Expert O’Neill in tune with patient needs
HEALTH expert Luke O’Neill traded his microscope for a guitar and joined forces with singer Mary Coughlan to entertain patients in hospitals and nursing homes this week.
The unlikely double act joined the Mobile Music Machine, a group formed by Gerald Peregrine and other musicians who perform outside windows for people in nursing homes – to raise the spirits of vulnerable patients during the Covid crisis.
Ms Coughlan said she has been performing with them for some time, and on Wednesday they were joined by Professor O’Neill in Carlow. In his spare time, the immunologist is a singer and guitarist with his band The Metabollix. Speaking to the Irish Daily Mail, Ms Coughlan said the Trinity College Dublin professor wanted to take part ‘because he loves playing’.
She added: ‘I guess he wanted to do something for people over Christmas.’ She also said they played their own renditions of Heartbreak Hotel by Elvis as well as It Must Be Love by Madness.
‘It is extraordinary, we go to a lot of different kinds of settings. Lots of residential homes, we do psychiatric units, all sorts of places. People love it so we get a lot of different reactions,’ Ms
Coughlan added. They are finished for this year but said they will be back out again as soon as they can in January.
‘The next county we are doing is Wexford,’ Ms Coughlan said.
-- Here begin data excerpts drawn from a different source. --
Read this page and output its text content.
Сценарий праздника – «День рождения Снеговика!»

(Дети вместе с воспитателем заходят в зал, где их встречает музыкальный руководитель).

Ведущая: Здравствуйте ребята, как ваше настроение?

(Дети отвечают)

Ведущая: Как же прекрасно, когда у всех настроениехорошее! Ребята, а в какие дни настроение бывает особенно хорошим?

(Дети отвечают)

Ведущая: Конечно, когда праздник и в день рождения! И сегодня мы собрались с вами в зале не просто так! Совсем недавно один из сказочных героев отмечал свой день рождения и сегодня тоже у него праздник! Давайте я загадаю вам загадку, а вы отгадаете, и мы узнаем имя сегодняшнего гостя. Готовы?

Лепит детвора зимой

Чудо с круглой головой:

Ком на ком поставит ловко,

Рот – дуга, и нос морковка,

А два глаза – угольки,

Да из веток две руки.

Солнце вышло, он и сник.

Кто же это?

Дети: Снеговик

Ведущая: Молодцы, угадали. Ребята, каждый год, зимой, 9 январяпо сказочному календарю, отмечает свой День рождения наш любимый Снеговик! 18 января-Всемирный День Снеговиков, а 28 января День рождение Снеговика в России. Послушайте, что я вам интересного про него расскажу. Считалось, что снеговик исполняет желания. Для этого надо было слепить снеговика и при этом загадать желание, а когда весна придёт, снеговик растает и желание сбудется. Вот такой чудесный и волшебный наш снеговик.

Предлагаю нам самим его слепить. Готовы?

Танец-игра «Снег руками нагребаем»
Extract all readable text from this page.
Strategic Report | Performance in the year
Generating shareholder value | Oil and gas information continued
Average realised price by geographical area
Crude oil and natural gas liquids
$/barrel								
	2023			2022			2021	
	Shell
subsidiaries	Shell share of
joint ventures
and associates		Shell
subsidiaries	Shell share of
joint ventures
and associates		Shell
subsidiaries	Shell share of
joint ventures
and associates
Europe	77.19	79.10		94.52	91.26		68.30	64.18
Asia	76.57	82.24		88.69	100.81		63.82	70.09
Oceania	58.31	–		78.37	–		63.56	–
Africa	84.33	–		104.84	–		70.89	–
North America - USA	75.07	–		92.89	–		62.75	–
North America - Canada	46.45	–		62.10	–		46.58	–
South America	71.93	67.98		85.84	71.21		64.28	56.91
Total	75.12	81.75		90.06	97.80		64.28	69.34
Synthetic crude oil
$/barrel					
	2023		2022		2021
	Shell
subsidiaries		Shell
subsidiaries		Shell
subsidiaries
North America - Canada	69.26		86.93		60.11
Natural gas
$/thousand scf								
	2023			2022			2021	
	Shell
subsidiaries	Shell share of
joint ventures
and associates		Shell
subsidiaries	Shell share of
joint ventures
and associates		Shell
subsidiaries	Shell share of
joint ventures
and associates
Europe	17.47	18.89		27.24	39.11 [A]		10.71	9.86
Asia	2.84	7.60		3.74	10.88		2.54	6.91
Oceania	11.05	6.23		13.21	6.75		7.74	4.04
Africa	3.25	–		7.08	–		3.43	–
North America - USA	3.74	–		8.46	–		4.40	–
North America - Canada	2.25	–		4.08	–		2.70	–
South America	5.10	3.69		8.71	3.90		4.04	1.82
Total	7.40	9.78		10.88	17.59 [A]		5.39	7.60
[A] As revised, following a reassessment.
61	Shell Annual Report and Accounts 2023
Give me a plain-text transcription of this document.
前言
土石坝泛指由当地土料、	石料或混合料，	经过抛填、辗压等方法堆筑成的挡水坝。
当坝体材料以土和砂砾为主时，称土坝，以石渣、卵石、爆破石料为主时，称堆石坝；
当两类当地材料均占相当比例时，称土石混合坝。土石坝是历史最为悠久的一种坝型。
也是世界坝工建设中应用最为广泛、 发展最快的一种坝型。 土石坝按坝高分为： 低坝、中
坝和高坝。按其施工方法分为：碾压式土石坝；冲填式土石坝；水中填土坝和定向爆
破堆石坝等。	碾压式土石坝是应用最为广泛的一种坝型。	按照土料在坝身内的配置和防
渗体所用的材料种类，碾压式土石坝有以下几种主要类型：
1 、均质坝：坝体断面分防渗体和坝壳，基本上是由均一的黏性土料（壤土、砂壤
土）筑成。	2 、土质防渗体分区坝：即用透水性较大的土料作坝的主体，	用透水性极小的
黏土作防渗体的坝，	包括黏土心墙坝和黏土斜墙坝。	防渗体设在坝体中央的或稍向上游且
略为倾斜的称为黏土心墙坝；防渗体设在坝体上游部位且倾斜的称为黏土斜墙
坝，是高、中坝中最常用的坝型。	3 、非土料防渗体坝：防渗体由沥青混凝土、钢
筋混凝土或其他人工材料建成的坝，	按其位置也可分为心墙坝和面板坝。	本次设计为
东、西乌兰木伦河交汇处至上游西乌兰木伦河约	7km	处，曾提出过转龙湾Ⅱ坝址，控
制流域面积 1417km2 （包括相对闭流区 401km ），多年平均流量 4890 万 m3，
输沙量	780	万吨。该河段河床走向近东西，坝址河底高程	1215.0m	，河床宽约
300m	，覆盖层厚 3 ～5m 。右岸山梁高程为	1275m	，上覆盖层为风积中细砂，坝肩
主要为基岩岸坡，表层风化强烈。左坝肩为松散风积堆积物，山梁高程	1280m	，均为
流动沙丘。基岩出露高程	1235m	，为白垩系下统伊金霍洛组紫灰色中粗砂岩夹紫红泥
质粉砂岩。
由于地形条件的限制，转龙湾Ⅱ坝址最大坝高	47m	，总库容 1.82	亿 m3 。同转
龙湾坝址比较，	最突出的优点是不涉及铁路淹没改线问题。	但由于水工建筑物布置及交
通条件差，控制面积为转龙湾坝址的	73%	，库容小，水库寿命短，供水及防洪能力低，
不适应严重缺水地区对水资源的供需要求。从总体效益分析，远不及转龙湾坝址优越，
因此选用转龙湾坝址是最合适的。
To date, the Mobile Music Machine has performed 900 live music concerts across 18 counties. All these concerts have been performed safely since the launch in June 2020.
These Covid Care Concerts feature music from many genres performed by world-class artists. All of the 85 musicians and singers who have taken part to date approach these performances as if they are taking to world-famous stages.